Beef cow producers are in the midst of exciting economic times. It's an excitement, however, that the industry experiences at this point in every cattle cycle. One rancher summarized it best when he told me that I refer in my talks to 10- to 12-year cattle cycles, but rancher memories go back only seven years.

Today's record feeder cattle prices suggest the economic rewards for operating optimal production and marketing strategies in beef cow herds are very high. However, potential opportunity losses (missed profits) generated from operating a beef cow herd in a sub-optimal production/marketing mode are also very high.

Whether a ranch business experiences increased production costs or missed opportunity profits, the net result is the same — lower overall ranch profits. My concern is that current industry turmoil may cause ranchers to leave a considerable amount of money on the table in these good times.

Now is the time in the cattle cycle when ranchers need to stockpile money to ease the stress of the downturn that surely will follow. It's similar to stockpiling hay in wet years for use in years of low moisture.

For many ranchers, it should not be management as usual. The opportunity cost of potential lost profits is just too high. The key to ensuring maximum profits in these good times is to intensify your management system now. The best way to do that is implement a third-generation management information system (TG-MIS).

A TG-MIS integrates herd performance measures and economic/financial measures into a single management information system that sends a single set of management signals. The nation's Integrated Resource Management (IRM) system, developed and tested during the 1990s, is such a TG-MIS.

My July issue “Market Advisor” column (“The money is in the details,” page 8) focused on four management systems identified from a decade of Northern Plains individual IRM herd analyses. The experience gained from a decade of kitchen-table IRM Cost & Return Analyses taught me that, as management intensifies on an individual ranch, the unit cost of producing a cwt. of calf (UCOP) drops.

This concept is represented in Figure 1. As the stair steps illustrate, the more intensive the management system, the lower the UCOP.

My IRM database statistically confirms that as UCOP goes down, herd profits go up. Participating IRM cooperators have proven the best time to intensify management is during times of high prices — like right now.

The more intensively managed herds collect more herd data, thoroughly analyze that data, and utilize the analyses to make management decisions. These data-driven analyses are integral to the management system, and are where the power of intensive management is generated.

Key components

Here are some key economic concepts that should be integrated into your TG-MIS:

  • Management intensity must be driven by both herd production and herd economic data. Intensive management requires going beyond your pocket calving book to detailed herd performance records that summarize your beef cow performance by 21-day calving intervals and by age of dam. Heifer performance data needs to be summarized separately from mature cows, as well as included in the total herd summaries.

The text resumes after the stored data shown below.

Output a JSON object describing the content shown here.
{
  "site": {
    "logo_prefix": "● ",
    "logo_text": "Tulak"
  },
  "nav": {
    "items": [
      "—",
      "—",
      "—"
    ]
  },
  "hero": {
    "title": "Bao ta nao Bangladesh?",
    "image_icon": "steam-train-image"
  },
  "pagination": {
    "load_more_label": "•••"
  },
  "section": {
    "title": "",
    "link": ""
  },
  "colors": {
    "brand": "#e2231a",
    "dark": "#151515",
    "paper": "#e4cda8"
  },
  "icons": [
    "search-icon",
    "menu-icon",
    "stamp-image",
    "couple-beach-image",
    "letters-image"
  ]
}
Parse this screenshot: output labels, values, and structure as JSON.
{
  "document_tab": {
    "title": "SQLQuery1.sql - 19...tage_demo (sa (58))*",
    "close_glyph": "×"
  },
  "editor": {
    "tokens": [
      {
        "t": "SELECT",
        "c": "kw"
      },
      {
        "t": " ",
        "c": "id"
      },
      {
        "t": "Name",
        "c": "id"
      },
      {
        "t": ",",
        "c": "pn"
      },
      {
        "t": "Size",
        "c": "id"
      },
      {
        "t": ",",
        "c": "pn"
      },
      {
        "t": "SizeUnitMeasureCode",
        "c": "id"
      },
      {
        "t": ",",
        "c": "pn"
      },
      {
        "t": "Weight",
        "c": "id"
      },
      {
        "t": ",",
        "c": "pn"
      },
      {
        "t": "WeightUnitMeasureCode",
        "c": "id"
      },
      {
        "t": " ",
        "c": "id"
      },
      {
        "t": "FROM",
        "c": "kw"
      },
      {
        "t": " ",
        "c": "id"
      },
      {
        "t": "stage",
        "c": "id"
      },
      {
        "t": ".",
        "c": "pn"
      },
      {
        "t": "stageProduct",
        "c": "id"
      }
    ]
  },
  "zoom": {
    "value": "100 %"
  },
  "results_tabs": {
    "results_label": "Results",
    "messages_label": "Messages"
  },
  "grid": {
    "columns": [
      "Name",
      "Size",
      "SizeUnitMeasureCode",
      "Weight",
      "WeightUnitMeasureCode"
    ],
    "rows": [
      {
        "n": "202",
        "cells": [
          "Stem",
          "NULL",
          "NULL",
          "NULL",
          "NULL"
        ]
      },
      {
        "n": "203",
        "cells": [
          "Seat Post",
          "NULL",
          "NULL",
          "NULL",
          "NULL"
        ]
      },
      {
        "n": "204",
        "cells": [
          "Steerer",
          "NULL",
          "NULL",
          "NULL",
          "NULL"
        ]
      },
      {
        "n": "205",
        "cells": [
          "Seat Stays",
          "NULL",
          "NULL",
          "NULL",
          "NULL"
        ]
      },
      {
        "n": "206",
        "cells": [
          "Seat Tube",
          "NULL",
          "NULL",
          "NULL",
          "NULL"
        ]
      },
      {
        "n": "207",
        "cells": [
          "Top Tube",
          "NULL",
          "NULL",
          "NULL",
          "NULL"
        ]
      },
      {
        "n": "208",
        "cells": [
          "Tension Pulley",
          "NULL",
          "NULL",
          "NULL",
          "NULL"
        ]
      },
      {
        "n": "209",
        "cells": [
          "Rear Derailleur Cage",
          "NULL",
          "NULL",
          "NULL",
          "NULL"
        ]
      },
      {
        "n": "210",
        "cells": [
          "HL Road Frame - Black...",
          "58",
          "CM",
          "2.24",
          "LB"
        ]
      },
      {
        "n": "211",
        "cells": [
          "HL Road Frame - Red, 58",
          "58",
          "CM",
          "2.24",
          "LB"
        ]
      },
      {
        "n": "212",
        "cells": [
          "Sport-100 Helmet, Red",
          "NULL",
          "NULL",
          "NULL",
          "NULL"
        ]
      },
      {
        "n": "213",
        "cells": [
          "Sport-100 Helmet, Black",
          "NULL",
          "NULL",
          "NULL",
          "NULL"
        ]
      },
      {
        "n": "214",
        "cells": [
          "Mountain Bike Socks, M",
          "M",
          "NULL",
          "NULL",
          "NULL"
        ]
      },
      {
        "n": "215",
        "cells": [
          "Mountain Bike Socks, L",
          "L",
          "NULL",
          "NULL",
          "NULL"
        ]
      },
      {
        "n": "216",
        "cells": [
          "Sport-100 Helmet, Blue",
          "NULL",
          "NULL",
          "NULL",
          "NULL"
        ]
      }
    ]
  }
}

  • A bred heifer's market value is the net dollar value she will bring at the sale barn. Her economic value in your herd is the sum of the future net incomes from her annual calves produced while she is in your herd, expressed in today's dollars.

    Economic profits are generated when the economic value of this bred heifer in your herd exceeds the market value of selling her. If her market value exceeds her projected economic value in your herd, sell her.

    Ranchers need to project the economic value of any proposed replacement heifers. There's a time in the cattle cycle to add replacements, and a time to not add them. The key is knowing which phase of the cattle cycle you're in.

  • The value of added weight on a feeder calf is always less than the market price of that feeder. How much less? It depends on the market price slide.

I'm projecting a $10.28 price slide this fall for calves 550-650 lbs. This price slide suggests the value of the added weight will be $82.08/added cwt. This is in contrast to a projected average price of $134/cwt.

Given the current projected record corn crop, I expect a market premium for light feeders. This will, in turn, translate into very high price slides for light 2004 calves. This is a year to focus on price slides, as they could really eat into post-weaning profits.

Figure 2 demonstrates the wide disparity in management levels in the U.S. beef cow sector. The red bars depict the average beef cow net returns for Cattle-Fax members from 1980 through 2007 projections. First, note the cyclical impact of cattle cycles on herd profits. Then, note the projections for years 2004 through 2007.

The top yellow line represents average net returns for the high 20% of Cattle-Fax beef cow members over the last three cycles. In all but two years, this group's profits were above zero.

The blue line represents the low 20% of Cattle-Fax beef cow producers. This group's only years of profits are 2003 to 2007.

It's obvious these two groups aren't employing the same levels of management.

The top 20% may already be practicing intensive management. Their management systems may or may not be a TG-MIS but their management intensity is already high.

At the same time, it's obvious the other 80% could benefit from the more intensified management system offered by a TG-MIS.